Since training camp, Murray believes that he has already improved, but explained that it's not just about being more comfortable in the Chiefs system.
"I think one of the biggest things is the knee," Murray said. "Both legs continue to get stronger and stronger every week and I can feel the difference in throwing the ball—the velocity and the accuracy. Throwing comes a lot from the hips, comes a lot from the legs. It's not just your arms so the stronger my legs have been getting, the more trust I get to step into throws."
When asked what nuances and details he's improved since training camp, Murray said it's about the timing and rhythm of the offense, which can only come with time.
"The footwork big time," Murray explained. "To be able to have your feet in perfect rhythm, to be able to hit that fifth step and rip it and understand how your feet time up with certain routes, so that's all repetition, the more reps you get, that's definitely helped out."

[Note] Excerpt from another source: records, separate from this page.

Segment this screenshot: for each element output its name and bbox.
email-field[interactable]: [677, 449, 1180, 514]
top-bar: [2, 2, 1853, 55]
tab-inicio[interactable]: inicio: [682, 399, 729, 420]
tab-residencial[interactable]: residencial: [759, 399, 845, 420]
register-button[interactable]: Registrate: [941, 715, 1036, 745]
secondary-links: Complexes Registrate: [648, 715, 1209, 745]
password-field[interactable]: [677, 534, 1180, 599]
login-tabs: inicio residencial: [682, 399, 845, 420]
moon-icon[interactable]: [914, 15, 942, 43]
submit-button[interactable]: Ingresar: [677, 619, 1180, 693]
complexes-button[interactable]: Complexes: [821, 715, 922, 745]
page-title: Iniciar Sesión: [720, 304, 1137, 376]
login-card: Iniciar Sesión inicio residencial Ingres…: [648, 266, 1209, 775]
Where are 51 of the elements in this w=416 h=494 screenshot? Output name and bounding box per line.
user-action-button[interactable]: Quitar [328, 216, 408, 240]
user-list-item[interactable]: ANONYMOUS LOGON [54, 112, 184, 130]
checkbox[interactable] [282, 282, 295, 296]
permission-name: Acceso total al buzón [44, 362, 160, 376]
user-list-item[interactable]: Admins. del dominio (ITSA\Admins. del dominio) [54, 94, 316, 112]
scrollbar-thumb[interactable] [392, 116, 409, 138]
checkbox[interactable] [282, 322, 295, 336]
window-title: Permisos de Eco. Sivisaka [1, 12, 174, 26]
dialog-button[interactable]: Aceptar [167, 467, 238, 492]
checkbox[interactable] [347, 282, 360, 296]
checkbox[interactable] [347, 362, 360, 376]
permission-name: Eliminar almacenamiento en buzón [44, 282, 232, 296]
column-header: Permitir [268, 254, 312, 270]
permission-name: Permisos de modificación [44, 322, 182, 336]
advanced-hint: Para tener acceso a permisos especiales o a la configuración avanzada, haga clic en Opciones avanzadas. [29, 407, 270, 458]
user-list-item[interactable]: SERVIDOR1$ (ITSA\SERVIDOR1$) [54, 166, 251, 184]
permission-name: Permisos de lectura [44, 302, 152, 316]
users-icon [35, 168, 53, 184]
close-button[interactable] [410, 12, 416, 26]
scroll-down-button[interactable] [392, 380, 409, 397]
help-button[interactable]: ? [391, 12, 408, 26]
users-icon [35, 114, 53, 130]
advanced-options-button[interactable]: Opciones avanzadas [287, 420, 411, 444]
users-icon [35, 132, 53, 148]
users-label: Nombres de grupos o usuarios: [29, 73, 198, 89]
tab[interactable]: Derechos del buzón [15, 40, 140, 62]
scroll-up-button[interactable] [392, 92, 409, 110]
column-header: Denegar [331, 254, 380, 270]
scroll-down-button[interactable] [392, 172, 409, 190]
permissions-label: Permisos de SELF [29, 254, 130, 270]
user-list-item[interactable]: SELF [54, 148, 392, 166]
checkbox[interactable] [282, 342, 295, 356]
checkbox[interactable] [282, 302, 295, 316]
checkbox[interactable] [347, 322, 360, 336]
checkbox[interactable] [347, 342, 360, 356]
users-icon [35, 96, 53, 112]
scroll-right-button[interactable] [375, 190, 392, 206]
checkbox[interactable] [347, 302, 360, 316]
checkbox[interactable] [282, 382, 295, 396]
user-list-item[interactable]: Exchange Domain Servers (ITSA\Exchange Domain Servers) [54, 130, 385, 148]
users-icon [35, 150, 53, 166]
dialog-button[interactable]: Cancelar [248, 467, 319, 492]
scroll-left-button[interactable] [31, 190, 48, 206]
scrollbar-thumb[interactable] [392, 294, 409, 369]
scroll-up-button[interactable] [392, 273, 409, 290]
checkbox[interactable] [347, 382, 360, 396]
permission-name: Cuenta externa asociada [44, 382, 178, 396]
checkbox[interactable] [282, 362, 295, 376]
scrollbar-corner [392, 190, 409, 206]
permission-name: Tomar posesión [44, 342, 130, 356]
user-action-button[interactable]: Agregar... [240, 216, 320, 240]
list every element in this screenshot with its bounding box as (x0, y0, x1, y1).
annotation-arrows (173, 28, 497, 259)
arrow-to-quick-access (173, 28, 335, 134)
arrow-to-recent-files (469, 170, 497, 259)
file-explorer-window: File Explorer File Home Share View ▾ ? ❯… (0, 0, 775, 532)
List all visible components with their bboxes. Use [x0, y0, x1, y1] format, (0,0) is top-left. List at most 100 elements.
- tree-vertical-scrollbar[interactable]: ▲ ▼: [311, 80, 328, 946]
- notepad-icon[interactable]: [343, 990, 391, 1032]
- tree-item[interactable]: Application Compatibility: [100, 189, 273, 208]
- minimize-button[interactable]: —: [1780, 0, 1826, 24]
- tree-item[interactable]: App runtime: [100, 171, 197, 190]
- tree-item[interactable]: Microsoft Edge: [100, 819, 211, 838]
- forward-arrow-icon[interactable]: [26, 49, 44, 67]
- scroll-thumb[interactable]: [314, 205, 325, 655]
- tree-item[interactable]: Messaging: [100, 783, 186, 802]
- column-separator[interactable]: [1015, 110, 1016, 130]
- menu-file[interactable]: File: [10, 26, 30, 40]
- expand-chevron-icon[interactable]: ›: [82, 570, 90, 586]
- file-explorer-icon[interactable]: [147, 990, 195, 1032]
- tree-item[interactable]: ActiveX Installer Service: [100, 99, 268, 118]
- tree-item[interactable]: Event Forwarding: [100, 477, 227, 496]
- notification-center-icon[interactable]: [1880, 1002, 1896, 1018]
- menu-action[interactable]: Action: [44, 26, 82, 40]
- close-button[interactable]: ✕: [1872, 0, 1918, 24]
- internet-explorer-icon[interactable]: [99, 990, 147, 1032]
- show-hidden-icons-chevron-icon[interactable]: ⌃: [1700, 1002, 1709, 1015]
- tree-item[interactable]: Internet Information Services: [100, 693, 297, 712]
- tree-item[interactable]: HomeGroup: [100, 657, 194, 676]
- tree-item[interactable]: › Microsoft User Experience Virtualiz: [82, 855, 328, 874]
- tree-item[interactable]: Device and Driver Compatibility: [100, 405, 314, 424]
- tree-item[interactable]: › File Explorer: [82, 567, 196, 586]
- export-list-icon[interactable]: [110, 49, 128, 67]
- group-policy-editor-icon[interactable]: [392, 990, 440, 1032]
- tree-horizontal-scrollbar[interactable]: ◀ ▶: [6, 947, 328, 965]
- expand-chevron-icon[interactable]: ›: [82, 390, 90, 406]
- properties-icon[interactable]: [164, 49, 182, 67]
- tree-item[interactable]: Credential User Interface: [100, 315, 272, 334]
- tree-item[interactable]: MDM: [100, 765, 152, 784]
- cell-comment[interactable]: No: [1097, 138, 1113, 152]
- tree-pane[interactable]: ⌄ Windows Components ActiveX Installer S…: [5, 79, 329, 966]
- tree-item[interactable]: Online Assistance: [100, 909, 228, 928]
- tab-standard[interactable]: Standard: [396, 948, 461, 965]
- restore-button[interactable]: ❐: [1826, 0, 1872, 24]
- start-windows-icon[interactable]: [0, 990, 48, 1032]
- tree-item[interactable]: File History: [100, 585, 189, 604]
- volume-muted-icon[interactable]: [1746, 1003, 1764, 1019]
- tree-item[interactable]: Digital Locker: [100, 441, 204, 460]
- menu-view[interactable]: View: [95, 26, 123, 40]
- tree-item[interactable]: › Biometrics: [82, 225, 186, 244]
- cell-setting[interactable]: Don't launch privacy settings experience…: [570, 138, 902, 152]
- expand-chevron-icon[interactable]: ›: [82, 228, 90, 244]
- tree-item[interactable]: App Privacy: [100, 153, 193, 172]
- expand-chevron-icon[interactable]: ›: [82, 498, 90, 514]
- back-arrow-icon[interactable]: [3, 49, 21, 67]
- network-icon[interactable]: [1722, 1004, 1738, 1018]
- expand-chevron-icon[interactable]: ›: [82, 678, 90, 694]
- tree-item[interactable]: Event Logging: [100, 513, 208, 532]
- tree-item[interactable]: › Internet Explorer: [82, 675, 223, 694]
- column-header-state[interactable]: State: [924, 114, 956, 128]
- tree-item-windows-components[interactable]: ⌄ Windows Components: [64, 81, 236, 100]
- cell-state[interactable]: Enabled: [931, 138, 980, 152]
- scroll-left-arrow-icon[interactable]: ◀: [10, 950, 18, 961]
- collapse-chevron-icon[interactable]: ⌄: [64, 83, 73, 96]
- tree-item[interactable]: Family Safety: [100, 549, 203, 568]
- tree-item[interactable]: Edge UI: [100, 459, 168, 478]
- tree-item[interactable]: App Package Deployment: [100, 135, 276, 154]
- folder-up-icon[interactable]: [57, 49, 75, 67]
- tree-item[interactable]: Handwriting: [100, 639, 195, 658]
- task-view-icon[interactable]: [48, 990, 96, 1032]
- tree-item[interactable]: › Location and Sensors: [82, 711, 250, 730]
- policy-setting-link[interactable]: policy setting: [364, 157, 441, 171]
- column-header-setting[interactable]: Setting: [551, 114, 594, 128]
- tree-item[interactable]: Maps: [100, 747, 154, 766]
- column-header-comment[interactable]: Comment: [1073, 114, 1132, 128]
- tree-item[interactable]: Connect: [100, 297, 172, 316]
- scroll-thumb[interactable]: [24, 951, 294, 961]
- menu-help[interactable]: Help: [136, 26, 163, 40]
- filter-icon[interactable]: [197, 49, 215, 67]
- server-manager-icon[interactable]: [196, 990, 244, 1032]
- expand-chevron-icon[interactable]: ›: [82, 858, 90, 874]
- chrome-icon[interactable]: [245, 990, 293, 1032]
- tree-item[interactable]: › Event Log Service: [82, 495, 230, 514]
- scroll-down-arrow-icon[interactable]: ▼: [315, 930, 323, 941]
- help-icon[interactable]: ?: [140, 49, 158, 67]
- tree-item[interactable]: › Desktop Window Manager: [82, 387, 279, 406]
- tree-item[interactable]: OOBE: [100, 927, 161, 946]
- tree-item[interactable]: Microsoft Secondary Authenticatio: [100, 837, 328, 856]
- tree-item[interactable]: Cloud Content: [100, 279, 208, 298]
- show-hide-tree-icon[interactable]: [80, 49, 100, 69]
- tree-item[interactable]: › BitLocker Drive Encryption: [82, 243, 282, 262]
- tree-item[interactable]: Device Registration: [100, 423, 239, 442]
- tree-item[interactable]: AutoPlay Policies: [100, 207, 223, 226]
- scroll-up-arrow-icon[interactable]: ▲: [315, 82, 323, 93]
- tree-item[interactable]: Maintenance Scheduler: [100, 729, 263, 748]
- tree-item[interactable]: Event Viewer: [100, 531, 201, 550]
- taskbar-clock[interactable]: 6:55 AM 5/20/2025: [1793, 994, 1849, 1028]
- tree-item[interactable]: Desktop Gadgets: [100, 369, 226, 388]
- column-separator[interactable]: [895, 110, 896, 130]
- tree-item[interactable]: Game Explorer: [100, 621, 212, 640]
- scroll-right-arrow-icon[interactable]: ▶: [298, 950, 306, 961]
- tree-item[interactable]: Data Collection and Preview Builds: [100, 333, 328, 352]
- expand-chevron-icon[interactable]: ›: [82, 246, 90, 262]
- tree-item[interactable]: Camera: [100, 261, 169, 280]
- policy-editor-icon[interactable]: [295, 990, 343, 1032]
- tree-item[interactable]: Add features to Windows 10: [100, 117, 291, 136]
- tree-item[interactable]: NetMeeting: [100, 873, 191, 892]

As Murray and the Chiefs get set to face a player on Sunday in the Rams' Austin Davis, who like himself, began the season as the third-string quarterback, Murray takes it in stride and understands how to take advantage of the situation he's currently in with the Chiefs. "These two quarterbacks that we have ahead of me are just very knowledgeable guys," Murray said. "I would say we probably have the two smartest guys in the NFL at our quarterback position so just learning from them day-in and day-out has been beneficial."